The CDC recommends until those studies are conducted, the choice of whether to get vaccinated should rest with the person who is pregnant or lactating. This is a more permissive stance than has been taken in some countries, which have said people who are pregnant should not be vaccinated with these vaccines.
The J&J vaccine hasn’t yet been through the regulatory process, so it’s too early to say what the FDA and the CDC will recommend. The company plans to include pregnant women in clinical trials in the near future, a spokesman told STAT.
The mRNA vaccines require an elaborate cold chain, the term used to describe the conditions under which vaccines must be stored during distribution and when they are in the doctors’ offices, pharmacies, or public health clinics where they’ll be administered.
The J&J does not, which means this vaccine can be given easily anywhere, once supplies are adequate. Doctors’ offices, pharmacies, mass vaccination sites, public health clinics — this vaccine will be much easier to use. It can be stored for at least three months at the temperature of a regular refrigerator.
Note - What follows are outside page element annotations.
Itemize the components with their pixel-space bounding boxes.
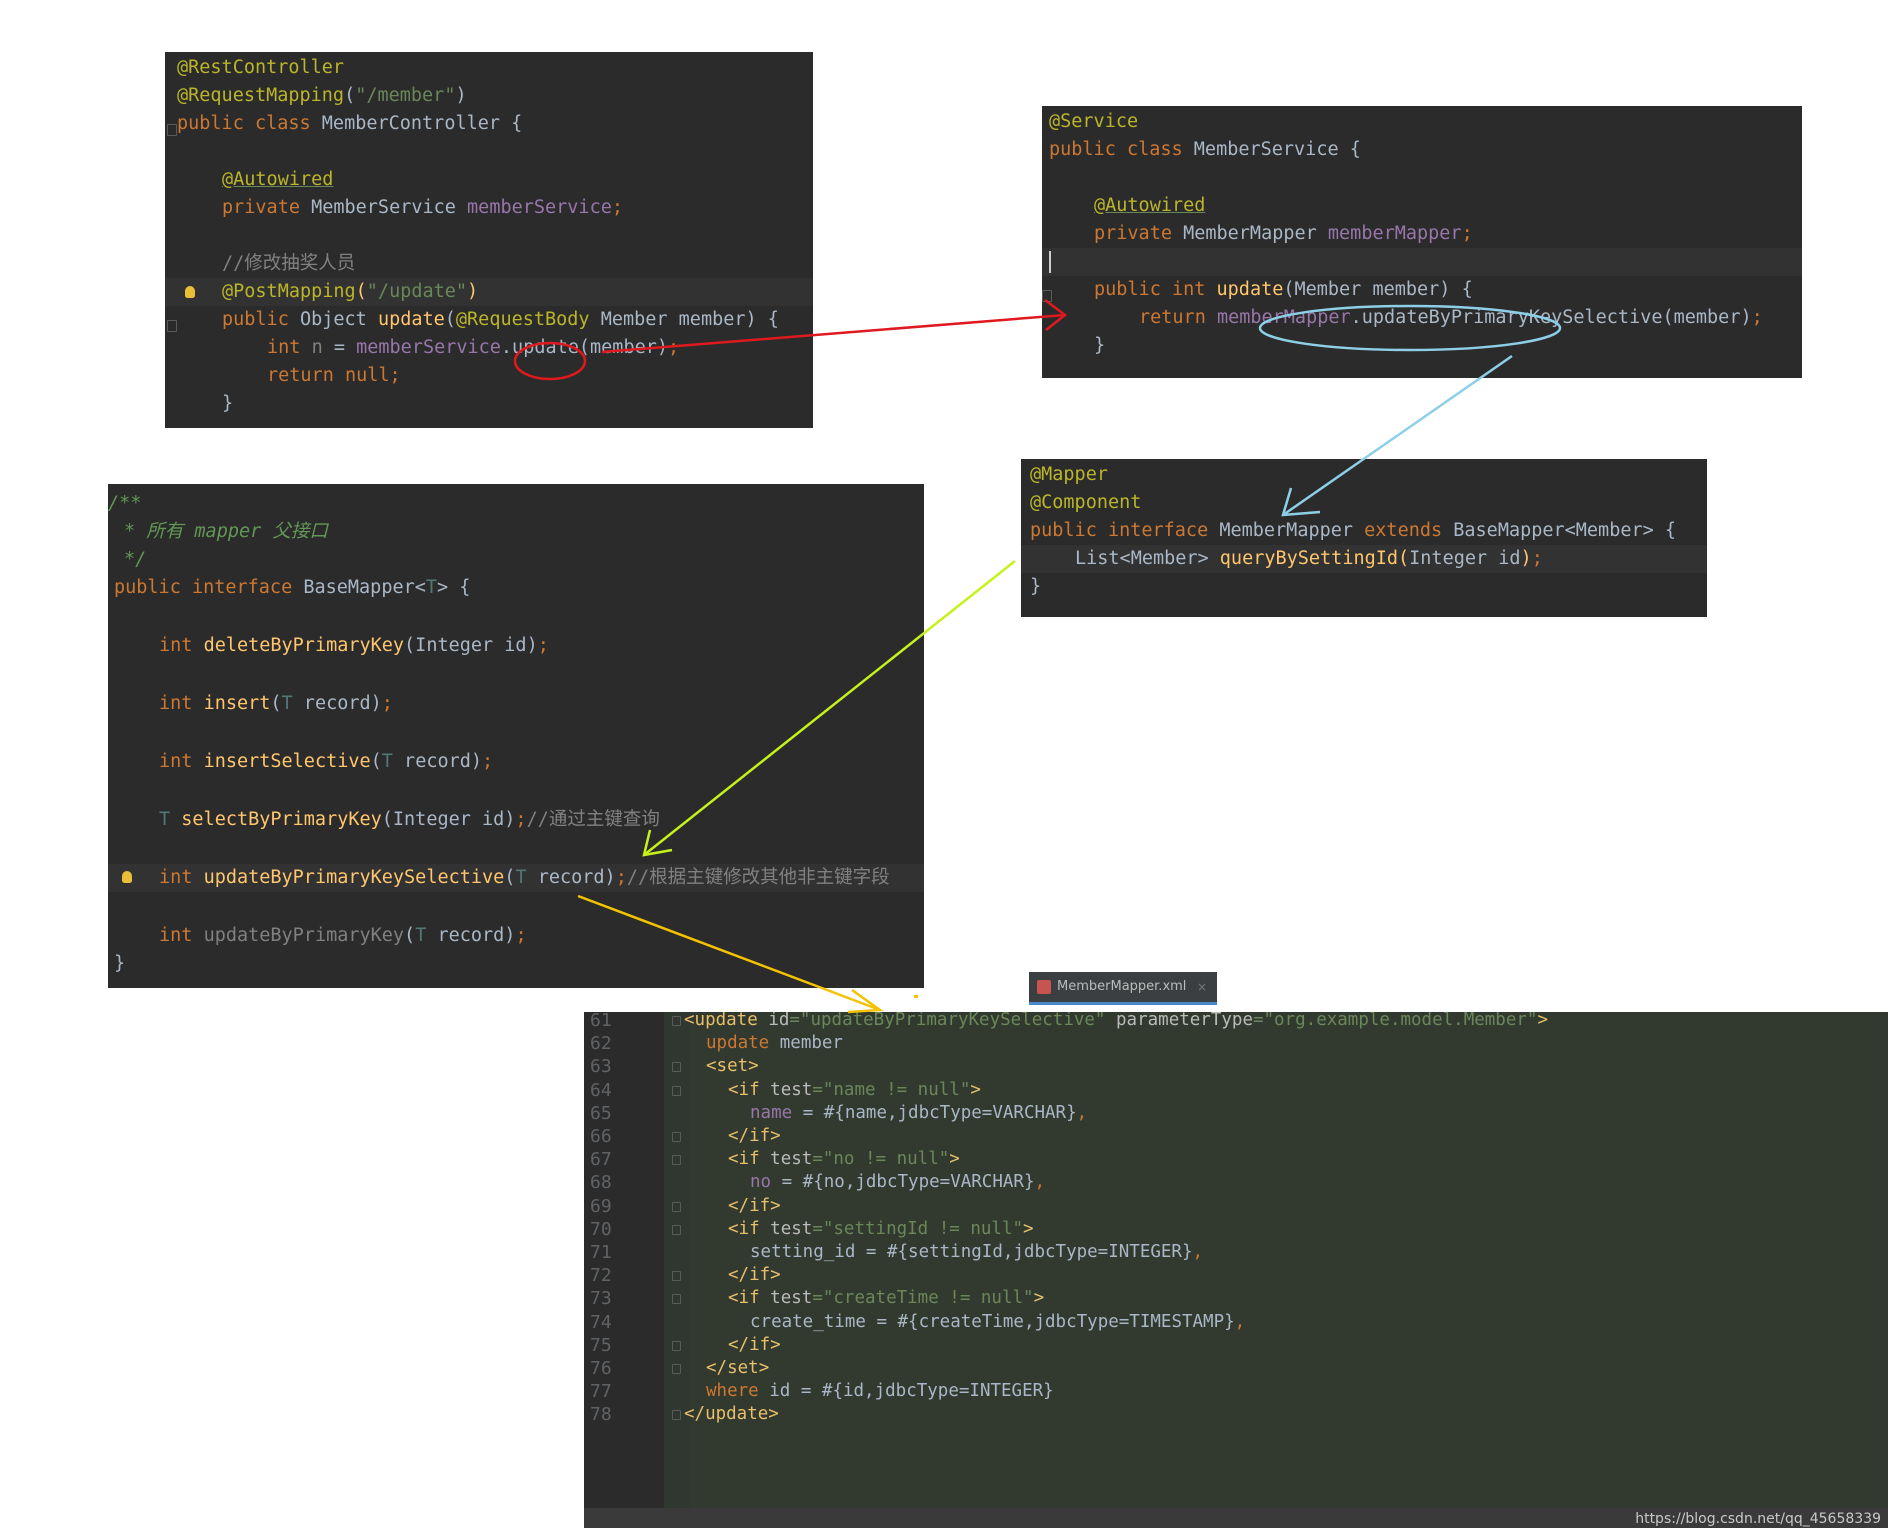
code-line: int insertSelective(T record); — [159, 751, 494, 772]
xml-code-panel: 61 <update id="updateByPrimaryKeySelectiv… — [584, 1012, 1888, 1528]
fold-marker-icon[interactable] — [672, 1155, 681, 1166]
code-line: public int update(Member member) { — [1094, 279, 1473, 300]
code-line: public class MemberService { — [1049, 139, 1361, 160]
line-number: 66 — [590, 1126, 612, 1147]
basemapper-code-panel: /** * 所有 mapper 父接口 */ public interface … — [108, 484, 924, 988]
line-number: 68 — [590, 1172, 612, 1194]
service-code-panel: @Service public class MemberService { @A… — [1042, 106, 1802, 378]
code-line: public interface BaseMapper<T> { — [114, 577, 471, 598]
line-number: 71 — [590, 1242, 612, 1263]
line-number: 73 — [590, 1288, 612, 1310]
line-number: 72 — [590, 1265, 612, 1287]
fold-marker-icon[interactable] — [672, 1294, 681, 1305]
fold-marker-icon[interactable] — [167, 320, 177, 332]
line-number: 75 — [590, 1334, 612, 1356]
code-line: private MemberMapper memberMapper; — [1094, 223, 1473, 244]
code-line: @Mapper — [1030, 464, 1108, 485]
code-line: return memberMapper.updateByPrimaryKeySe… — [1139, 307, 1763, 328]
code-line: /** — [108, 493, 142, 514]
yellow-arrowhead — [847, 988, 884, 1014]
code-line: */ — [124, 549, 147, 570]
fold-marker-icon[interactable] — [672, 1271, 681, 1282]
mapper-code-panel: @Mapper @Component public interface Memb… — [1021, 459, 1707, 617]
line-number: 62 — [590, 1033, 612, 1055]
fold-marker-icon[interactable] — [672, 1410, 681, 1421]
line-number: 76 — [590, 1358, 612, 1379]
fold-marker-icon[interactable] — [672, 1132, 681, 1142]
code-line: @Autowired — [222, 169, 334, 190]
code-comment: //修改抽奖人员 — [222, 253, 356, 274]
code-line: @RestController — [177, 57, 345, 78]
xml-code-line: setting_id = #{settingId,jdbcType=INTEGE… — [750, 1242, 1204, 1262]
xml-code-line: name = #{name,jdbcType=VARCHAR}, — [750, 1102, 1088, 1123]
code-line: * 所有 mapper 父接口 — [124, 521, 328, 542]
line-number: 63 — [590, 1056, 612, 1078]
fold-marker-icon[interactable] — [167, 124, 177, 136]
code-line: } — [222, 393, 234, 414]
line-number: 74 — [590, 1311, 612, 1333]
xml-file-icon — [1037, 980, 1051, 994]
code-line: public class MemberController { — [177, 113, 523, 134]
text-cursor — [1049, 251, 1051, 273]
fold-marker-icon[interactable] — [672, 1016, 681, 1026]
xml-code-line: no = #{no,jdbcType=VARCHAR}, — [750, 1172, 1046, 1193]
tab-label: MemberMapper.xml — [1057, 979, 1187, 994]
line-number: 70 — [590, 1218, 612, 1240]
code-line: @Component — [1030, 492, 1142, 513]
line-number: 65 — [590, 1102, 612, 1124]
line-number: 61 — [590, 1012, 612, 1031]
fold-marker-icon[interactable] — [672, 1340, 681, 1351]
code-line: public Object update(@RequestBody Member… — [222, 309, 779, 330]
fold-marker-icon[interactable] — [672, 1364, 681, 1374]
watermark: https://blog.csdn.net/qq_45658339 — [1635, 1511, 1881, 1527]
code-line: int deleteByPrimaryKey(Integer id); — [159, 635, 549, 656]
lightbulb-icon[interactable] — [122, 871, 132, 883]
code-line: int insert(T record); — [159, 693, 393, 714]
code-line: @Autowired — [1094, 195, 1206, 216]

Of the mRNA vaccines, Moderna’s is far easier to use than Pfizer’s. For starters, Moderna’s must be shipped at -4 Fahrenheit; Pfizer’s must be shipped and stored at -94 Fahrenheit. The former is the temperature of a regular refrigerator freezer; the latter requires special ultracold freezers. Doctors’ offices do not have ultracold freezers; neighborhood pharmacies don’t either.
After thawing, a vial of the Pfizer vaccine must be used within five days; Moderna’s is stable at fridge temperature for 30 days and at room temperature for 12 hours. STAT asked J&J how long its vaccine will last once a vial has begun to be used, but so far the company has not provided that information.
Minimum Purchase Order
The ultracold storage requirement is not the only challenging aspect of the Pfizer vaccine. The minimum amount of vaccine a location can order is 975 doses. A large teaching hospital might need several of those. But there are plenty of places across the country that don’t need 975 doses to vaccinate the people currently eligible for vaccination — health workers and nursing home residents. This is the vaccine that needs to be kept at -94 F. The minimum order size will limit the locations in which this vaccine can be used.
The Moderna vaccine’s minimum order is 100 doses, a much more manageable number.
STAT asked J&J what its minimum order will be; it declined to say.
The Pfizer vaccine is shipped in six-dose vials. Moderna’s vaccine comes in 10-dose vials. J&J’s vaccine will be packaged in five-dose vials.
Durability of Protection
Figuring out how long the protection provided by any of these vaccines will last will take time. It’s going to involve periodic blood draws from some volunteers to see what their antibody levels look like, though a decline in antibody levels doesn’t necessarily equate to loss of protection.
But a large part of this work will involve watching for reports that people who were immunized are starting to contract COVID in larger numbers, a development that would probably lead to recommendations to give people booster shots at some yet-to-be-determined interval.